Today I stand with my friends in Nigeria. Three weeks have passed since nearly 300 Nigerian schoolgirls were kidnapped by the Islamist terrorist group Boko Haram.
The world watches in horror as information on the search (or, more accurately, the lack of a search) filters in. There are reports that the Nigerian government had advance knowledge of the hell that was about to come but failed to take any action to prevent the kidnappings.
I first visited Nigeria in 2005. I was studying rabbinic law in Morristown, and Rabbi Bentolila, Chabad's chief representative to central Africa, offered me the opportunity to lead Passover services in Lagos.
Passover shopping in Lagos in 2005
I've returned to Nigeria five times since my first Passover experience and spent a considerable amount of time in the streets of Lagos, Abuja and Ibadan. I can tell you that the majority of the Nigerian nation are decent, hardworking people. Nigerians taught to me to appreciate the simplicity of life. I saw how a nation can live with little yet remain happy and joyous. Locals earn as little as $2 a day, but if we were to judge them by their positive attitude, you would think they're millionaires.
Many have taken to social media to call for a boycott of businesses with relationships with Nigeria. I recognize that Nigeria is a corrupt country, although probably not any more corrupt than its neighbors. Still, I believe Western companies must remain active in Nigeria.

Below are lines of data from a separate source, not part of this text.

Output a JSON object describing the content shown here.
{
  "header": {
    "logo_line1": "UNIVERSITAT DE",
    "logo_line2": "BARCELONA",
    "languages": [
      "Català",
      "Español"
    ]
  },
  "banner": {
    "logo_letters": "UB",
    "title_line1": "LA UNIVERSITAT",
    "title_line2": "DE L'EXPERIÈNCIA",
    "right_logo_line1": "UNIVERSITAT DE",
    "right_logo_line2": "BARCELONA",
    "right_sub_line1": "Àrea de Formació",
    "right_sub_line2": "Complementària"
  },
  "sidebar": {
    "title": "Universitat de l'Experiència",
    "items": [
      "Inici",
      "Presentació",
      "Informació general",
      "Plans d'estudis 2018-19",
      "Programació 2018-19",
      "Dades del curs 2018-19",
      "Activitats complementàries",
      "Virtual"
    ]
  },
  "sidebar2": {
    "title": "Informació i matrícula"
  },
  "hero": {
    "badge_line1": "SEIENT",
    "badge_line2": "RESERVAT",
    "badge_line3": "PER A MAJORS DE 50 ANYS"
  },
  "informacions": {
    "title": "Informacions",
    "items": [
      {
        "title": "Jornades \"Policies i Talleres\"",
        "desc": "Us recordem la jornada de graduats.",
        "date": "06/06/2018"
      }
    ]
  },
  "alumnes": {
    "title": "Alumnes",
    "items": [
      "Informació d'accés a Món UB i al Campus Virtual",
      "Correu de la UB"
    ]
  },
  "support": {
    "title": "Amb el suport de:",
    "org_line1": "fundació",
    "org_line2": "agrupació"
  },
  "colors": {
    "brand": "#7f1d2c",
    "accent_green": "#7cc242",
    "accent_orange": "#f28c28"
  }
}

These companies are building roads and infrastructure, and their presence alone adds security and stability to the region. Additionally, these companies employ tens of thousands of Nigerian citizens. The starting salary is usually three times the nation's average salary. It is the Nigerian people who stand to suffer if these companies bolt. The government officials, sadly, will remain rich regardless.
We have to punish the government, not the people.
In 2007 I visited Ghana with a rabbinic colleague. We hired a taxi to drive us the 13 hours to Lagos, Nigeria, where we were scheduled to host a menorah lighting. On the way to the lighting, we witnessed a massacre. Thank god, I was spared from observing the actual killings. But I heard the screams and saw the dead bodies in the streets.
As you can imagine, I was in complete shock. An article appeared the next day in a local newspaper, but the assailants were never caught, and the story pretty much disappeared from the news shortly thereafter. I learned that the Nigerian government does not value human life.
It is therefore important that we keep raising awareness about the plight of the kidnapped girls. We must keep this story in the news headlines until we can secure the girls' safe return. The Nigerian government may not value human life, but they do care deeply about public image.
The international community needs to send a strong message to Nigerian officials: Your government and military will be held responsible for any harm that may befall these girls as a result of your failure to act in a timely manner.
Former President George W. Bush said it right: "Over time, it's going to be important for nations to know they will be held accountable for inactivity. You're either with us or against us in the fight against terror."